Как-нибудь, размышляет он вслух, нам следует навестить его друга Грэма, у которого небольшая ферма в пригороде. Там мы увидим одного козла, потрясающего козла, которого сам Варда вырастил в лагере для заключенных в Андерсон-Крик, где он одно время жил. В этом козле что-то есть, утверждает он (и я снова вижу, как его лицо расплывается в улыбке Займола Троки), что недоступно человеческому пониманию. Однако надо вначале увидеть Буцефала — так зовут козла. «А Грэм — удивительный человек», — прибавляет он. (Грэм действительно оказывается таким — душа человек! — ведь мы, конечно же, вскоре отправляемся к нему.) Но что примечательно — Варда сказал «удивительный человек». Это так похоже на него — считать людей хорошими, обворожительными, удивительными. (Кстати, в греческом языке слово, обозначающее это качество — «удивительный», — удивительное слово. Еще более удивительное, чем wunderbar*.) Так вот, как я говорил, у него есть уникальное свойство — видеть потенциальные и подчас скрытые возможности друзей. Он смотрит на них, как может смотреть на людей только святой или гуру. И видит в них множество возможностей, потому что они есть у него самого, и отблеск его мощного сияющего света падает на самых серых, самых неприметных людей или животных, заставляя их отражать его веру и пыл.

* Удивительный (нем.).

«Как могут люди жить без зеркал?» — вскричал он однажды утром. Нет, зеркала, конечно, есть везде, но не «метафизические», которые развешаны по всему его амбару. У людей только черно-белые зеркала — как полотна старых мастеров. Варда же признает одни призматические зеркала — всех цветов радуги. Он никогда не смотрится в свои зеркала — он только создает их. Сама его речь переливается всеми цветами спектра. И она никогда не бывает категорической. Никогда не сводится к перечню фактов. Для Варды факт — что-то вроде невидимой субстанции, неспособной пропускать ни энергию, ни тепло и зачатой самкой гремлина в недрах упавшего метеорита. «Ce un mythomane»*, — сказали бы о нем французы.
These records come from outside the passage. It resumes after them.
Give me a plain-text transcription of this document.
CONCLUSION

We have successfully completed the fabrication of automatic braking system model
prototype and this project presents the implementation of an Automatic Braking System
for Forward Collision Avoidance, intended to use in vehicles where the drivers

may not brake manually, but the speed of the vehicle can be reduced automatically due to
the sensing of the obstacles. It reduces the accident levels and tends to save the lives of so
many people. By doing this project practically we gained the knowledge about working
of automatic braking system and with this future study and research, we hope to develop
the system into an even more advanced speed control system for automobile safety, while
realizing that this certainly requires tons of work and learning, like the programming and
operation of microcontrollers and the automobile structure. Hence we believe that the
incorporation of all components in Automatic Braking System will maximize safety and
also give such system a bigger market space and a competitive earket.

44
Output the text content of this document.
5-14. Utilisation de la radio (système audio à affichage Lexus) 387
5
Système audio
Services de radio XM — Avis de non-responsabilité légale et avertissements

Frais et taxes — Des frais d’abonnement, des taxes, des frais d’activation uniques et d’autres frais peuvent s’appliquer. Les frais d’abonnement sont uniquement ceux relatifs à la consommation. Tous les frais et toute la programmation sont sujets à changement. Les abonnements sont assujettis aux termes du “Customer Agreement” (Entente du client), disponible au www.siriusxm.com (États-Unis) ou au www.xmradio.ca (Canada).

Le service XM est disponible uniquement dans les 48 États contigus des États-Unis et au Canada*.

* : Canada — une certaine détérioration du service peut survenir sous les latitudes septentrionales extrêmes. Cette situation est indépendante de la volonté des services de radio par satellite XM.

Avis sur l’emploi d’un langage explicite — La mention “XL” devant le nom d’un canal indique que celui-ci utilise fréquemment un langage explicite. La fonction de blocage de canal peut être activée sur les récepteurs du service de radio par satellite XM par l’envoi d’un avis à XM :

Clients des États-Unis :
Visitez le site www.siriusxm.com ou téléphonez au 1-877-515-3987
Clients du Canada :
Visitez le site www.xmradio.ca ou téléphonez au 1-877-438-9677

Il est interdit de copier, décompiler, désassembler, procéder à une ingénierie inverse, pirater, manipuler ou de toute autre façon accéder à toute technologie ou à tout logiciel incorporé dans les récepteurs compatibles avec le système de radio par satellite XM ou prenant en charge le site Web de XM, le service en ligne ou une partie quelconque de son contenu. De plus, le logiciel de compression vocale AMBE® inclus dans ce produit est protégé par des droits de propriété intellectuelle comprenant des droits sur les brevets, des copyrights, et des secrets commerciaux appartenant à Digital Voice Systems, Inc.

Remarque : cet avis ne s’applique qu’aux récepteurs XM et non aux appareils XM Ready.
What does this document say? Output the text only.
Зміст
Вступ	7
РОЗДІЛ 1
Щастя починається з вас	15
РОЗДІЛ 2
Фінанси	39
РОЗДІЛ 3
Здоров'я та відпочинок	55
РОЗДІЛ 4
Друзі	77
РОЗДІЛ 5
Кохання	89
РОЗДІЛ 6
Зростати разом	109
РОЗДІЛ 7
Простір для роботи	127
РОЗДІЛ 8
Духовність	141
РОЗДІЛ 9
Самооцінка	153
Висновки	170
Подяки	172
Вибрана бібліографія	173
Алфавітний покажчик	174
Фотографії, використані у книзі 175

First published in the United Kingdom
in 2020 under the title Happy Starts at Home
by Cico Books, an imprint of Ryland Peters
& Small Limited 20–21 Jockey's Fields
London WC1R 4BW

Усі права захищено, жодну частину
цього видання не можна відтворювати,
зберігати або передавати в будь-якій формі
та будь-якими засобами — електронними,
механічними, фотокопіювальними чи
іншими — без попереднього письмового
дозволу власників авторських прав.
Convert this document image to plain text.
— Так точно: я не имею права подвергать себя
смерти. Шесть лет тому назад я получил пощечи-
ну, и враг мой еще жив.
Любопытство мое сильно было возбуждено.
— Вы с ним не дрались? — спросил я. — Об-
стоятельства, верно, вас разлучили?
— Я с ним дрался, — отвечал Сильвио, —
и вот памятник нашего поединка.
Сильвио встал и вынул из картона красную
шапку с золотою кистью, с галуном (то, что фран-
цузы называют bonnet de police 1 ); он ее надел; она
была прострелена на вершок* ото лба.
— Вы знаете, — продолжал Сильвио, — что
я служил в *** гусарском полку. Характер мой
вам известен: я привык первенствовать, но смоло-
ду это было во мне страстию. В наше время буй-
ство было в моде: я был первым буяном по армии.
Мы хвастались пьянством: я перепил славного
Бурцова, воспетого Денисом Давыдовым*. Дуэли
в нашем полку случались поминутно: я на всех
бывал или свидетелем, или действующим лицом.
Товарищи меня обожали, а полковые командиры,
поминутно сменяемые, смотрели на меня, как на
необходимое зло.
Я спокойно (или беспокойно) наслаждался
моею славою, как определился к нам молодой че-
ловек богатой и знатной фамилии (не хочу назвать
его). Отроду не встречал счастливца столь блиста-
Да, атавистический чудак, вышедший из некоего легендарного чрева; сумасброд с неистощимым воображением, чувствующий себя повсюду дома, потому что с очаровательной кротостью архангела признает, что «il h’ya que le provisoire qui dure»*. Каждый дом, который он строит, — а к настоящему времени он возвел их не меньше тысячи, — рассчитан на то, чтобы простоять столько времени, сколько существует радость. Эти дома построены из нетленных отходов, которые моты-расточители оставляют после себя. Я называю их нетленными, потому что руки мастера-выдумщика преображают их в фантастические жилища. Кто может представить себе, к примеру, смерть Фебы? Прежде всего ей не нужно дышать, как прочим смертным. Она рождена бессмертной и обязана этим двум великим родителям. А Меланезия, кошка Варды, превосходит свою родственницу из известной поговорки тем, что имеет не девять жизней, но десять тысяч, и все они пересекаются, как плоскости в хорошем натюрморте.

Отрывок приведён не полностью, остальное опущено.